The sun like creatures known as "thristies" in Marvel's Kool Aid comic.
In one of Alan Moore's issues of Swamp Thing, John Constantine wonders why everyone thinks of angels as comforting, confessing to the reader that they scare the shit out of him. They do indeed seem to be not so much unalloyed good as merely preferable to the demons.
Taken to its literal extreme in the comic book "The Light," where looking at any light connected to an external power source (lamps, TVs, your computer...) causes you to, quite painfully, incinerate from the inside out.
Some of the women filling the role of "White Queen" in both Marvel (Emma Frost) and DC (Amanda Waller) while having been with the good guys at times, have also been people who have at times gravitated towards committing immoral acts for their own goals.
Emma Frost was more than someone who gravitated towards immoral acts - in her early days she was a straight up Super Villain and quite sadistic. The Dark Phoenix Saga only happened because Frost along with Wyngarde were messing with Jean's head; they just didn't realize they were out of their league. When she resurfaced she spent a good while as a recurring foe of the X-Men and the Big Bad of the New Mutants and Xavier's Evil Counterpart - she recruited newly discovered mutants to train in the use of their powers to become the Hellfire Club's army. During that era - before we'd met Apocalypse and when Magneto was on the 'face' side of the Heel-Face Revolving Door - Frost was the X-Men franchise's foremost villain.

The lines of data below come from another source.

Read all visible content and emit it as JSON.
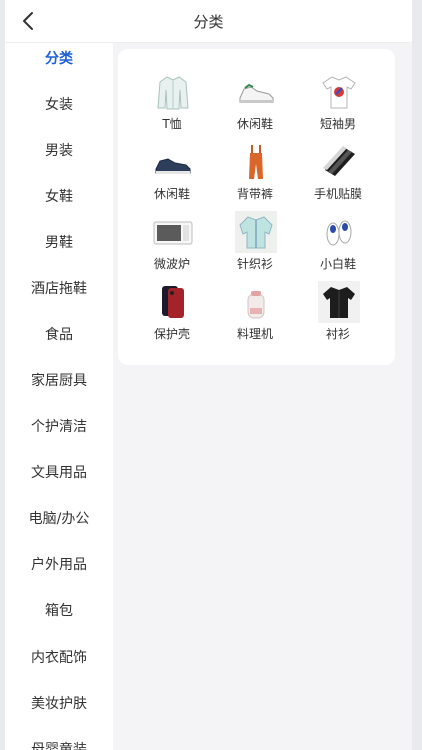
{
  "header": {
    "title": "分类",
    "back_icon": "chevron-left-icon"
  },
  "sidebar": {
    "active_color": "#1e5fd6",
    "items": [
      {
        "label": "分类",
        "active": true
      },
      {
        "label": "女装"
      },
      {
        "label": "男装"
      },
      {
        "label": "女鞋"
      },
      {
        "label": "男鞋"
      },
      {
        "label": "酒店拖鞋"
      },
      {
        "label": "食品"
      },
      {
        "label": "家居厨具"
      },
      {
        "label": "个护清洁"
      },
      {
        "label": "文具用品"
      },
      {
        "label": "电脑/办公"
      },
      {
        "label": "户外用品"
      },
      {
        "label": "箱包"
      },
      {
        "label": "内衣配饰"
      },
      {
        "label": "美妆护肤"
      },
      {
        "label": "母婴童装"
      }
    ]
  },
  "products": [
    {
      "label": "T恤",
      "icon": "long-shirt-icon"
    },
    {
      "label": "休闲鞋",
      "icon": "white-sneaker-icon"
    },
    {
      "label": "短袖男",
      "icon": "graphic-tshirt-icon"
    },
    {
      "label": "休闲鞋",
      "icon": "navy-sneaker-icon"
    },
    {
      "label": "背带裤",
      "icon": "overalls-icon"
    },
    {
      "label": "手机贴膜",
      "icon": "screen-protector-icon"
    },
    {
      "label": "微波炉",
      "icon": "microwave-icon"
    },
    {
      "label": "针织衫",
      "icon": "cardigan-icon"
    },
    {
      "label": "小白鞋",
      "icon": "white-shoes-icon"
    },
    {
      "label": "保护壳",
      "icon": "phone-case-icon"
    },
    {
      "label": "料理机",
      "icon": "blender-icon"
    },
    {
      "label": "衬衫",
      "icon": "black-shirt-icon"
    }
  ]
}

Dark Is Not Evil Marvel hero The Shroud, who traded his sight for scary shadowy superpowers, once faced an evil preacher with light powers.
In Fables the manifestation of Hope is depicted as a beautiful woman with a shiny aura. She does admit though that both good and evil have hope. Indeed, one of Hope's paladins speculate that darker impulses like revenge are more likely to get motivation from that emotion.
Dynamite's 2012 The Shadow series has both this and Dark Is Not Evil with The Shadow fighting a Knight Templar woman nicknamed The Light.